ORACLE: Explaining Feature Interactions in Neural Networks with ANOVA
Dongseok Kim, Hyoungsun Choi, Mohamed Jismy Aashik Rasool, Gisung Oh
TL;DR
ORACLE reframes neural network explanations as an ANOVA-style surrogate learned on a discretized input grid to produce orthogonal main- and pairwise-interaction maps with $L^2$-consistency to the backbone. It defines target interaction strengths $S^{\star}_{jk}$ and provides a principled projection-based surrogate whose maps and strengths converge to the oracle as grid resolution and data increase. Empirically, ORACLE yields more faithful and stable interaction rankings and localization than SHAP-based baselines on synthetic and real tabular benchmarks, with demonstrated DoE-style interpretability and cross-backbone transfer; latent-domain results suggest limits in highly entangled representations.

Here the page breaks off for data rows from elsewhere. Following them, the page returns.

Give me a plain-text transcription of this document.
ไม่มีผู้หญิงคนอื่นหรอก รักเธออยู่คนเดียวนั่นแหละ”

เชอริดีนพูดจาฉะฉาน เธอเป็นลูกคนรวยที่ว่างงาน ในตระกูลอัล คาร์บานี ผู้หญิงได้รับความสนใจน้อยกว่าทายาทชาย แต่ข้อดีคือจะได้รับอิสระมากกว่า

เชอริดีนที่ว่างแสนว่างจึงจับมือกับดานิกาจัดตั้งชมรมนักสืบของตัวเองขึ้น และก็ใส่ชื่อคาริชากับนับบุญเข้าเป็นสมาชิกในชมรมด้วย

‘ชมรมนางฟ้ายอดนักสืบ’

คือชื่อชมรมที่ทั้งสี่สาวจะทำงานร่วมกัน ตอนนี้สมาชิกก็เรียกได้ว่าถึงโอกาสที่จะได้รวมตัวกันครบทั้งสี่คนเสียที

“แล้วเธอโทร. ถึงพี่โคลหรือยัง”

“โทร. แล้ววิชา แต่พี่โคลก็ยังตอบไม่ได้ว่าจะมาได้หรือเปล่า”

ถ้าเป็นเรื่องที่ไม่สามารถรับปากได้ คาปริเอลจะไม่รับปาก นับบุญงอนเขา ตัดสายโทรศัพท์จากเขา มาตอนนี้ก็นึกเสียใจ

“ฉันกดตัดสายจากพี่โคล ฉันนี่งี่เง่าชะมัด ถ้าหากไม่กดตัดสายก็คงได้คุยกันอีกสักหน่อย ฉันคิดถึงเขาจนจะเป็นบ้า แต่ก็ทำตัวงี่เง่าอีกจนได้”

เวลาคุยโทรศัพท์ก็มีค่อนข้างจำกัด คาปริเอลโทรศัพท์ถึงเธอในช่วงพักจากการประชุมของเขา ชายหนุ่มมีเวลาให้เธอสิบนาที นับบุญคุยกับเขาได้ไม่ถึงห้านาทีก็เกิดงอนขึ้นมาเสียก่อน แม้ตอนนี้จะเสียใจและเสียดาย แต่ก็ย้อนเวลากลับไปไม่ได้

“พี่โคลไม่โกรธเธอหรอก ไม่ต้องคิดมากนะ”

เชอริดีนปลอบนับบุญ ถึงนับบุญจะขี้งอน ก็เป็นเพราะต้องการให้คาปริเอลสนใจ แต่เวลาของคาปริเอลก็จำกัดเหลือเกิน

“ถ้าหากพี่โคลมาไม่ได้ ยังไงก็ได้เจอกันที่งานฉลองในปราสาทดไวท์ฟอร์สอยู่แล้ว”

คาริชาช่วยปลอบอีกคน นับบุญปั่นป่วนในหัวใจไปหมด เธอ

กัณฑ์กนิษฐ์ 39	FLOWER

The work establishes a principled bridge between classical ANOVA/DoE and modern neural explanations, and outlines extensions to higher-order interactions, adaptive grids, and hybrid methods for broader model classes and applications.
Abstract
We introduce ORACLE, a framework that explains neural networks on tabular and scientific design data. It fits ANOVA-style main and pairwise interaction effects to a model's prediction surface. ORACLE treats a trained network as a black-box response, learns an orthogonal factorial surrogate on a discretized input grid, and uses simple centering and $μ$-rebalancing steps to obtain main- and interaction-effect tables that remain $L^2$-consistent with the original model. The resulting grid-based interaction maps are easy to visualize, comparable across backbones, and directly connected to classical design-of-experiments analyses. On synthetic factorial and low- to medium-dimensional tabular regression benchmarks, ORACLE more accurately recovers ground-truth ANOVA interactions and hotspot structure than Monte Carlo SHAP-family interaction methods, as measured by ranking, localization, and cross-backbone stability metrics. In latent image and text settings, ORACLE instead delineates its natural scope, and our results indicate that grid-based ANOVA surrogates are most effective when features admit interpretable factorial structure, making ORACLE particularly well-suited to scientific and engineering tabular workflows that require stable, DoE-style interaction summaries.